A Drop of Night

I walk to the table and peer over his shoulder, but Lilly’s right. We need to get out of here. This room feels tiny, claustrophobic, like any second the walls will collapse and the ceiling will fall and we’ll be crushed under the weight of the soil and stone. What if someone walks in? The others are gathering at my back, shifting nervously.

I see the page Will is pointing at. Three columns—lists of names, numbers, then a wider column of notes. The handwriting is spidery, a little bit shaky.

Jean Leclair. Age 67. Failed.

Monsieur Mascarille. Age unknown. Failed.

Eleanor McCreery. Age circa 27. Failed.

“Stonemasons,” Will mutters. “Maids. Painters.”

“What is it?” Lilly asks. Words pop out at me from the scribbled notes. Se détériore. Le sang souillé. Manqué. Manqué.

“Failed,” I say quietly. “All of these are failed.”

But what does that mean exactly?

Will starts flipping through the pages. He reaches the beginning of the book. Taps a name with two fingers. “These are scientific notes, surgical procedures. It is says they started in 1760.”

He starts reading aloud: “‘Guillaume Battiste, Age thirty–thirty-five. Beggar. We . . .’” He swallows. “‘We caught him on the roadside. He was stronger than he looked. Struggled, much blood. Frédéric brought him back to the chateau. He had the pox. Failed.’”

Will looks over at me. “There are hundreds of names in here.” His eyes run up and down the columns. “Hundreds of experiments.”

I see an entry about halfway down the page, circled in a thread of bright red ink. I grab Will’s hand, stopping him from turning the page. Let go again quickly and squint down at the writing.

July 7, 1788. Le petit ma?tre XX. Success.

The little master.

There are more words after it, hurried French, blotted with ink.

He has awoken. We took him from his glass cistern yesterday. He has already begun to walk and imitate us. He learns swiftly, quicker than any child. What will he be tomorrow, in a week’s time, in a month?

The lists continue. One success. Hundreds of failures.

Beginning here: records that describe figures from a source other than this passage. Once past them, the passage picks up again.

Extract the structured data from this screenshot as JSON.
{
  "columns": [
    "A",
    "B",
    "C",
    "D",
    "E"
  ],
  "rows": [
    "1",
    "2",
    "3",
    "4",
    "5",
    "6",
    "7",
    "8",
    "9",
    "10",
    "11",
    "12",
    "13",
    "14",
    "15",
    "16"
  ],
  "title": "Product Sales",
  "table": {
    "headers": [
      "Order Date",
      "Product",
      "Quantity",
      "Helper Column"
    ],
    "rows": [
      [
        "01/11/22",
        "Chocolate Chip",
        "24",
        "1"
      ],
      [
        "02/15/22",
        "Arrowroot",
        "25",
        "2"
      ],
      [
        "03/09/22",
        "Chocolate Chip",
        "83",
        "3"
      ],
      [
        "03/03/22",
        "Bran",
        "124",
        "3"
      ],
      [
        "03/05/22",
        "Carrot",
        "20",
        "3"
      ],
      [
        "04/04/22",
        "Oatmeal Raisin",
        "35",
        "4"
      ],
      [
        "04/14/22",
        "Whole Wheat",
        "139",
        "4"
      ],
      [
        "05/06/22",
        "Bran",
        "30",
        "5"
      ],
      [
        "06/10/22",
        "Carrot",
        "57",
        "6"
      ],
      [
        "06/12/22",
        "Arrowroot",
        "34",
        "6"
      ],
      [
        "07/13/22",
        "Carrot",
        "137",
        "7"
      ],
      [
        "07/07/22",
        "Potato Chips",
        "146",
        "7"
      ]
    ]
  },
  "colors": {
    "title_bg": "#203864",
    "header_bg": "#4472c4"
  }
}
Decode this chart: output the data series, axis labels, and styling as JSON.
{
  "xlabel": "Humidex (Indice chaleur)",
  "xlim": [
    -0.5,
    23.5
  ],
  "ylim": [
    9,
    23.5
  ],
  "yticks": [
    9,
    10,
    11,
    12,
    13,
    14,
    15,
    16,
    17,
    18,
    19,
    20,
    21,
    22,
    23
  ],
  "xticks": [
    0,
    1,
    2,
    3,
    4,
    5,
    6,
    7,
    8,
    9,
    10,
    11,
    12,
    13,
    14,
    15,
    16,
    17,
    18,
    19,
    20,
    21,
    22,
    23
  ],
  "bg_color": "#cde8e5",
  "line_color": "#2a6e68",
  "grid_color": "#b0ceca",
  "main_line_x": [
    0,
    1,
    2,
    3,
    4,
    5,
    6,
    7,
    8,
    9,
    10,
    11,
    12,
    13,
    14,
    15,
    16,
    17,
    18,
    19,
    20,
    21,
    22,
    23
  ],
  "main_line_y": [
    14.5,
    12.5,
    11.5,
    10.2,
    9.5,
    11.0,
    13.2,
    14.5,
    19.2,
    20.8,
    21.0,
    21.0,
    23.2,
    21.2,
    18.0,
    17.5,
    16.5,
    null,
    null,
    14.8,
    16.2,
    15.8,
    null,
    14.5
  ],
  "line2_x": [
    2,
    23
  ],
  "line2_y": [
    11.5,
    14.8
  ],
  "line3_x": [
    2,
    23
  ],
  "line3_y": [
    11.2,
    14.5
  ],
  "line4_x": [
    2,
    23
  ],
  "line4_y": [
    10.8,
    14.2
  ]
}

Monsieur Vallé, head butler. Experimented on by XX. Failed.

Aimée Boucheron, saucier. Failed.

Célestine Bessancourt–– Whatever’s been written after her name has been scratched out violently, but I’m pretty sure it says “Failed,” too.

Behind me, Jules sucks breath in through his teeth. “Are we in there? Are we one of their experiments?”

Will flips forward again. Nods slowly.

“Here,” he says, and we’re all looking now, staring at our names listed in this ancient book.

Anouk Peerenboom–17. NYC

Jules Makra–16. San Diego

Will Park–17. Charleston

Hayden Maiburgh–17. Boston

Lilly Watts–16. Sun Prairie

No notes. No explanations. After 1808, all I see are lists of names and ages. Maybe twenty people.

“They’re all teenagers,” I say quietly. “Everyone is under nineteen.”

“And look at the dates,” Will says. “Five victims in 1862. Five in 1908. Five in 1970.”

And now us.

Something is nagging at the back of my mind, some connection I feel I should be making but can’t quite grasp–– “We need to go,” Hayden says. He’s practically bounding from foot to foot, his gun out. “Come on, move it!”

We slip out of the room and run for the stairs. My lungs are heaving, scraping me hollow. We don’t stop until we’re back in the palace and the study feels miles above us.



We’re back at Rabbit Gallery about twenty minutes after leaving the study. I recognize the blue wallpaper in the circle of my flashlight beam, the dark wood arching overhead like trees. I see the doors I had my emotional breakdown next to, the paintings lining the walls.

“Hayden,” I say quietly. “This is it.”

I’m not thinking about the cracked leather volume on the operating table, the lists of names, and what it was they built down here. What they did with all those hundreds of dead people, the Carolines and Jacques and Guillaumes. I don’t want to know. I just want to get out of here.

Our lights flick along the rows of glass cases, illuminating the displays inside for an instant before plunging them back into darkness. Hayden goes straight to the nearest one. Smashes it with his gun. The whole case breaks at once, glass raining over the pedestal.

I feel the sound in every cell of my being. Brace myself for the wail of a siren, traps to trigger and splatter us all over the walls like modern art, gruesome Jackson Pollock pieces. Nothing happens. No siren, no blades. They didn’t rig anything this deep in the palace. Probably nobody ever got this far.

Hayden’s face is tense, his eyes glittering with excitement. He doesn’t stop to grab the weapon inside. He runs on to the next case. Smashes it. Now the next. The rest of us pick through the glass as fast as we can. A nervous hush falls, punctuated only by the explosive shattering of the display cases.